La Cour d’Appel a considéré que ce malheureux accident aurait pu être évité si les parents organisateurs avaient pris le soin de vérifier que la soirée se passait bien à leur retour, et que leur responsabilité était donc engagée en présence d’une faute de surveillance de leur part et du lien de causalité, même partiel, entre cette faute de surveillance et le préjudice subi par la jeune fille victime de cet accident.

Pour autant, la Cour d’Appel a estimé qu’il convenait de tenir compte de la part de responsabilité imputée à la victime dont la chute résultait de son alcoolisation antérieure..

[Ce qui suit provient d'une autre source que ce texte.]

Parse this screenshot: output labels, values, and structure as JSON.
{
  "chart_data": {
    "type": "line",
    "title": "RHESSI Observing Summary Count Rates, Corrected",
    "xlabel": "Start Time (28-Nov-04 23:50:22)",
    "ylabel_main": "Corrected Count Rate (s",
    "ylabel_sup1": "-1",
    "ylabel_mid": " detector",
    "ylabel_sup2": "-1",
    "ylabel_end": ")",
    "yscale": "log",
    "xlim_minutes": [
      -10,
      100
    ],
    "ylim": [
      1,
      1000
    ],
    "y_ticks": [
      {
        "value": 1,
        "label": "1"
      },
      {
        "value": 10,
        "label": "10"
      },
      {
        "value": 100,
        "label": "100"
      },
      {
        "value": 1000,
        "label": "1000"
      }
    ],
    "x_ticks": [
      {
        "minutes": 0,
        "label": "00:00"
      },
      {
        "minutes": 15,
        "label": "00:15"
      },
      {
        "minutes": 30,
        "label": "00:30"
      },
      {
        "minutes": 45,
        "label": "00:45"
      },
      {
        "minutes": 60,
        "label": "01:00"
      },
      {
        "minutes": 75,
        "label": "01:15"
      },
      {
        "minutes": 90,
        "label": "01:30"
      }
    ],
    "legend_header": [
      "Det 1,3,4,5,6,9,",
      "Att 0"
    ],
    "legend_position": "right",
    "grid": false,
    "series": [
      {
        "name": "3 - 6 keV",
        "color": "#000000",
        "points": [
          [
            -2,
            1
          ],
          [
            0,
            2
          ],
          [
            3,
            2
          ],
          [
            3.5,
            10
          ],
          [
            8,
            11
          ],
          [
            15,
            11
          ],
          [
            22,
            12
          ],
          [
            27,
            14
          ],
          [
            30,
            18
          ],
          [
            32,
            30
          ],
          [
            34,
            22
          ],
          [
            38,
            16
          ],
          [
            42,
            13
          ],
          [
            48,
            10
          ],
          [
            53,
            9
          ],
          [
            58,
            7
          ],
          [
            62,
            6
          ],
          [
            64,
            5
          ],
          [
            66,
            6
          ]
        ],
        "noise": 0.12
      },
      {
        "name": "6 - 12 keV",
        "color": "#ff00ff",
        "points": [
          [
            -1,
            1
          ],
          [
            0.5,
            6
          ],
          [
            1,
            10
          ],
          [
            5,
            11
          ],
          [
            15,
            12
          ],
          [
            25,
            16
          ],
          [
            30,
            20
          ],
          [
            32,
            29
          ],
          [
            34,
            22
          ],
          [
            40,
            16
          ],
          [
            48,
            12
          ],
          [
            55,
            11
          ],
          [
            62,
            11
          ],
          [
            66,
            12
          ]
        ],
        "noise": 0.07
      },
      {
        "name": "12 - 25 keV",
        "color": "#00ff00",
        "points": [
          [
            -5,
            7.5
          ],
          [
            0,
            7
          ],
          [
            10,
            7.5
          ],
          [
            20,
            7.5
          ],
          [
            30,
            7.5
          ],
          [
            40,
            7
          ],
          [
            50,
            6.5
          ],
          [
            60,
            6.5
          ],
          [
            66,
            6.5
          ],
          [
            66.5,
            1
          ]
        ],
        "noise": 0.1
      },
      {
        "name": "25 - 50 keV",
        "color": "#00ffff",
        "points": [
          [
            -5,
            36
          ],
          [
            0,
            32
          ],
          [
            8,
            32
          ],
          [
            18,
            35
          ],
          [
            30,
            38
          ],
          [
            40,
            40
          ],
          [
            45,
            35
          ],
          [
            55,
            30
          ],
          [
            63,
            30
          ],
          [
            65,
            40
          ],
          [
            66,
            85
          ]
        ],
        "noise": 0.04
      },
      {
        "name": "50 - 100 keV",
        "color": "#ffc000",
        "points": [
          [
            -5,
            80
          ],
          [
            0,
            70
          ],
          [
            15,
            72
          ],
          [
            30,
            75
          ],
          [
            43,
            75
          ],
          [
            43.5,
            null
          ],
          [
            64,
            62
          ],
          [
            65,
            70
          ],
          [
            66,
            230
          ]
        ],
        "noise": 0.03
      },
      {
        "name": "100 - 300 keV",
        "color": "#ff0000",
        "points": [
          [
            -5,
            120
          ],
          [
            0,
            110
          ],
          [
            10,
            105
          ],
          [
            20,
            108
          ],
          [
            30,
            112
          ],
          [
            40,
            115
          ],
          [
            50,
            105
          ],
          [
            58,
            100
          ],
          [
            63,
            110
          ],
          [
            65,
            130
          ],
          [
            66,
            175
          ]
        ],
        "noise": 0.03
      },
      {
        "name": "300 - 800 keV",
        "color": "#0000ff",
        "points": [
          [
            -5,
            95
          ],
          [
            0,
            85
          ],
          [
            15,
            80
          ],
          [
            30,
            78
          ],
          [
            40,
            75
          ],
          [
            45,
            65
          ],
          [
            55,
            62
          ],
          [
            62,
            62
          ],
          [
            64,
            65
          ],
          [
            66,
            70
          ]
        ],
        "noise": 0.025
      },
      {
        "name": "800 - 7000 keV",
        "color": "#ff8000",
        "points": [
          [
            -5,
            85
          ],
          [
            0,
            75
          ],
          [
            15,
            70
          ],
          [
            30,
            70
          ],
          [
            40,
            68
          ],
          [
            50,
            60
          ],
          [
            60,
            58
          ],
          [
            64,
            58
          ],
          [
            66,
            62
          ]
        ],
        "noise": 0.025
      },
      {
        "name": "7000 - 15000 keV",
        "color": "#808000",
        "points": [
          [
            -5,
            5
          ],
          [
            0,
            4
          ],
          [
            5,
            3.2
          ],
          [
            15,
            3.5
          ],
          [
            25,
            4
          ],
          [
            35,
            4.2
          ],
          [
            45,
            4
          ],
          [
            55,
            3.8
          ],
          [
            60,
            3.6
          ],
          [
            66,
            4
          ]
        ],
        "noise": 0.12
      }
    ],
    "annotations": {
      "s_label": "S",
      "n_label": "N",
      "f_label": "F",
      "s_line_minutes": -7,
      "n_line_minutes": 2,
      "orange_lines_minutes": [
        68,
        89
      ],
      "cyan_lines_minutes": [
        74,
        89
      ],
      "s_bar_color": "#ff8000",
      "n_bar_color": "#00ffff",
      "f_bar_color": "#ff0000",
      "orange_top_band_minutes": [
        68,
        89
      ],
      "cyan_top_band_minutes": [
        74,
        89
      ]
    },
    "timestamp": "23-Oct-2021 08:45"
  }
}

La Cour d’Appel a en conséquence opéré un partage de responsabilité à hauteur de deux tiers à la charge de la victime de l’accident et un tiers à la charge des parents mis en cause, et indemnisé la jeune fille victime à hauteur de 2500 euros au titre des souffrances physiques endurées du fait des examens et de l'opération subie et de 1000 euros au titre du préjudice moral subi.

Ses parents ont eux été indemnisés à hauteur de 800 euros chacun pour l'inquiétude engendrée par l'événement, étant précisé que la plainte qu’ils avaient déposée pour viol et agression sexuelle de leur fille avait donné lieu à une décision de classement sans suite du Parquet.